We sometimes have great difficulty recruiting good [female] graduate students. It’s hard to attract them; some of the best women I teach have gone to law school, because in law, they feel, if you’re good, the path is more open. In philosophy, they still feel that there’s this pressure to be that quick talker. In a workshop, you have to ask the first question and it has to be a devastating one.
I sometimes hear our female students say, “I can’t really be a philosopher because that’s not what I feel like doing.” I say to them, “There are many different ways of doing philosophy, but it’s primarily writing.” You think your own thoughts and then you write. It doesn’t matter how aggressive you are.
Have you been able to get back to the animal rights project?
Yes, I’m working on it now. It’s to be called Justice for Animals, and it will come out next year.

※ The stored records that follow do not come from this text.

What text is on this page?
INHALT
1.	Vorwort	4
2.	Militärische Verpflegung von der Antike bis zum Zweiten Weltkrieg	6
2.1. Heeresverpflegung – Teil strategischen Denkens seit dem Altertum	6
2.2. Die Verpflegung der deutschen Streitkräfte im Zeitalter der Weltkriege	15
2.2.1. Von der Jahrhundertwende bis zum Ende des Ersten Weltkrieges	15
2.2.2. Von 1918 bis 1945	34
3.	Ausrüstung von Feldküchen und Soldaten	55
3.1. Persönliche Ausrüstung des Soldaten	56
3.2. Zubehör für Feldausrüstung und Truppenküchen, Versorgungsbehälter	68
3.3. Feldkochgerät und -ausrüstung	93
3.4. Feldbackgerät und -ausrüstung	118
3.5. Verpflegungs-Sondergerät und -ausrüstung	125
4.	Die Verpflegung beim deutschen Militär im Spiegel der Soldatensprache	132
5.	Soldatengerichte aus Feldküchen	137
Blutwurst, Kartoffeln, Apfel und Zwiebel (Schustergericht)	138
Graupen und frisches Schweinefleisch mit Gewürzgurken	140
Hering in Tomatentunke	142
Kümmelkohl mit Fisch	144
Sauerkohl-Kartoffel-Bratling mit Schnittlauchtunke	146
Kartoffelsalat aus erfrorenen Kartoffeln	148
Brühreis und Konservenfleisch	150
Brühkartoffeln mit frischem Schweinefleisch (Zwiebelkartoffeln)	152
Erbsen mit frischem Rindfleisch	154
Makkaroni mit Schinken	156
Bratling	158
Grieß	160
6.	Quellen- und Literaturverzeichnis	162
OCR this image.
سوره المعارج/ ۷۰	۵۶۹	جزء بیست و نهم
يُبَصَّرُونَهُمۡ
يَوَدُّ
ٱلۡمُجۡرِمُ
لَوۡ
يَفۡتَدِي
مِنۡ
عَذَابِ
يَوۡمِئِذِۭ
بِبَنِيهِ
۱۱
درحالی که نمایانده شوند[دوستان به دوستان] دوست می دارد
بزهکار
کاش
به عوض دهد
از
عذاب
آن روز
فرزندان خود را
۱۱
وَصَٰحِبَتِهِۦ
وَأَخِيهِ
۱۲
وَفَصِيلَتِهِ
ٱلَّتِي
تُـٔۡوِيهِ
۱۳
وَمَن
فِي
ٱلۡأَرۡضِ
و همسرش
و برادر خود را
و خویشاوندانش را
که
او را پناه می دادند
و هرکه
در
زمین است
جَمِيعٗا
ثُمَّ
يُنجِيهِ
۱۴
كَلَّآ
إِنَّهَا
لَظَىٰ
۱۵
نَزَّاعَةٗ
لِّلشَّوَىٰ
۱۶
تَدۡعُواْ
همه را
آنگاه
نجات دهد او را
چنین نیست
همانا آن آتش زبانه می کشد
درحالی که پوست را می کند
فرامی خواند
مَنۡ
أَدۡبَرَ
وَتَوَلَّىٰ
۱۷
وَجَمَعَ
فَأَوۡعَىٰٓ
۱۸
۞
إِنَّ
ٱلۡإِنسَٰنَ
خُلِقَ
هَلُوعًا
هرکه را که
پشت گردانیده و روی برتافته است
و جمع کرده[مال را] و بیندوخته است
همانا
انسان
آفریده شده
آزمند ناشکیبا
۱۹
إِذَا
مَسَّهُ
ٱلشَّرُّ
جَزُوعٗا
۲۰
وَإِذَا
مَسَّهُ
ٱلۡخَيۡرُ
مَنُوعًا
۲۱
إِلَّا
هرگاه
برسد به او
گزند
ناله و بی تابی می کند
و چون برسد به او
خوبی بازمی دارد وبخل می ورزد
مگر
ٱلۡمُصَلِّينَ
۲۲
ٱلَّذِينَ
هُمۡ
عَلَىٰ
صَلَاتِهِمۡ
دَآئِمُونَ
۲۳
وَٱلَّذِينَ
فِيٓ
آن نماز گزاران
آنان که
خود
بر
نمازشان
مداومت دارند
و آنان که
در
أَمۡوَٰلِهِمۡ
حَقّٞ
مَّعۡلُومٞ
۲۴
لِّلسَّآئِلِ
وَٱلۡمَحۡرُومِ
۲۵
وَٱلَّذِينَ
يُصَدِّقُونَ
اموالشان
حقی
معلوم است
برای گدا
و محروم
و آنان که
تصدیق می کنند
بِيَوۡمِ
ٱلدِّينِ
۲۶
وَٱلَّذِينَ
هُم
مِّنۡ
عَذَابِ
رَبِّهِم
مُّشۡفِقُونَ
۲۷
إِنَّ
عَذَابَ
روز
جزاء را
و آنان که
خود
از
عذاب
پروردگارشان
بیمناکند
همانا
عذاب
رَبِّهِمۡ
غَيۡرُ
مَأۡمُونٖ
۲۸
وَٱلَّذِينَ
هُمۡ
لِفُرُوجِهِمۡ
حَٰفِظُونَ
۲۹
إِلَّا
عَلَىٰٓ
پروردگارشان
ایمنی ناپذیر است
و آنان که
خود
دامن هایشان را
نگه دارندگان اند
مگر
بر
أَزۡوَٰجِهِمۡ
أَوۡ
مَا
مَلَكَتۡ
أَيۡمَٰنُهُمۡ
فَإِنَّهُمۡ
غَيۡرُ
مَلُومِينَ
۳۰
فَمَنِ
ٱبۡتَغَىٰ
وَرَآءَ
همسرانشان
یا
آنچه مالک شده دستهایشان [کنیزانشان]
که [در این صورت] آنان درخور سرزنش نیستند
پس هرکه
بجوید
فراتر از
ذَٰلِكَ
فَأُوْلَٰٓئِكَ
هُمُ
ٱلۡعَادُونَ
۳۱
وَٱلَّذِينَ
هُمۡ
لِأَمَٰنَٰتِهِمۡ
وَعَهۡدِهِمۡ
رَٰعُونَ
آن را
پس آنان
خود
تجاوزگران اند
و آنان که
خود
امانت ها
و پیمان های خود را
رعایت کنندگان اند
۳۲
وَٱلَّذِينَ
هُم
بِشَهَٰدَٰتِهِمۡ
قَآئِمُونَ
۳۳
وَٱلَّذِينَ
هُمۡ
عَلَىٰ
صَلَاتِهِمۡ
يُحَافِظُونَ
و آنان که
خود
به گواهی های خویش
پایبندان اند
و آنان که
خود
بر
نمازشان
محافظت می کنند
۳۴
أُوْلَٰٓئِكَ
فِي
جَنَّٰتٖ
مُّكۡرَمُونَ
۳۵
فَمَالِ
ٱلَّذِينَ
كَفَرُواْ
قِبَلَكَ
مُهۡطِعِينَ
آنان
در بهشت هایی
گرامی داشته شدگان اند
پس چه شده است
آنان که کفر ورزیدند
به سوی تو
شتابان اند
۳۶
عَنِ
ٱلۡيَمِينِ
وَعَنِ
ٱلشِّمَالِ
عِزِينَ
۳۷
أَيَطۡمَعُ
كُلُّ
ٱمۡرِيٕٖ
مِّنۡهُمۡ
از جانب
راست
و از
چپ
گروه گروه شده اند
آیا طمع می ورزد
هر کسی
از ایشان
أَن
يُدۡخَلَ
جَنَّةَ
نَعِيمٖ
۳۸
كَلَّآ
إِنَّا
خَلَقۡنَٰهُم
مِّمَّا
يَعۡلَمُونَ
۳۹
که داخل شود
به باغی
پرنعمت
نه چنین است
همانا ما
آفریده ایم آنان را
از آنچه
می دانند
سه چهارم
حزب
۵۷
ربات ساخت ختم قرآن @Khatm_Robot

As I mentioned, my daughter, Rachel Nussbaum Wichert, died in December of 2019, after contracting a drug-resistant infection following otherwise successful transplant surgery. She was an animal rights lawyer. We sometimes wrote papers together—the last was on whether or not there could be friendships between human beings and other animals.
I believe her life had great meaning. I’m determined that it’s going to mean even more by my writing this animal rights book in which I can circulate her ideas to a wider audience. That’s a way of not feeling totally powerless. Some people try to gain control of a situation like this by suing the doctor. I’ve been writing a book.
I wrote quite a bit of Citadels of Pride in the hospital because Rachel was there for a long time. I would visit, and she was always ready to talk. I’d sit there with my laptop and write stuff down. Later, the work helped me deal with her death.
She was a person of enormous gentleness. She really believed in helping the most vulnerable, which, for her, were animals. And there I was writing about these bad people—as she was dying, I wrote the chapter on Kozinski. At the same time, I felt there was a point to bringing this issue to the public’s attention, that I was doing something to change things and move us toward a culture of greater gentleness and decency.
In your books, you often stress the need for optimism in life. How do you maintain yours?
I’m an optimist anyway, by nature, or from the fact that I was a happy child, loved by my parents and so on. But I do also think it’s a choice. The difference between hope and fear is almost a decision. You can have hope when prospects are dire, and you can have fear when prospects are very good. I’m with Kant in thinking that you have the duty to cultivate the decision.
Also being a feminist, you cannot help but be an optimist. In almost every country, women now outnumber men in higher education. Women are making headway everywhere in the world. When you think where we were a hundred years ago, or even fifty years ago, and where we are now. I mean: amazing.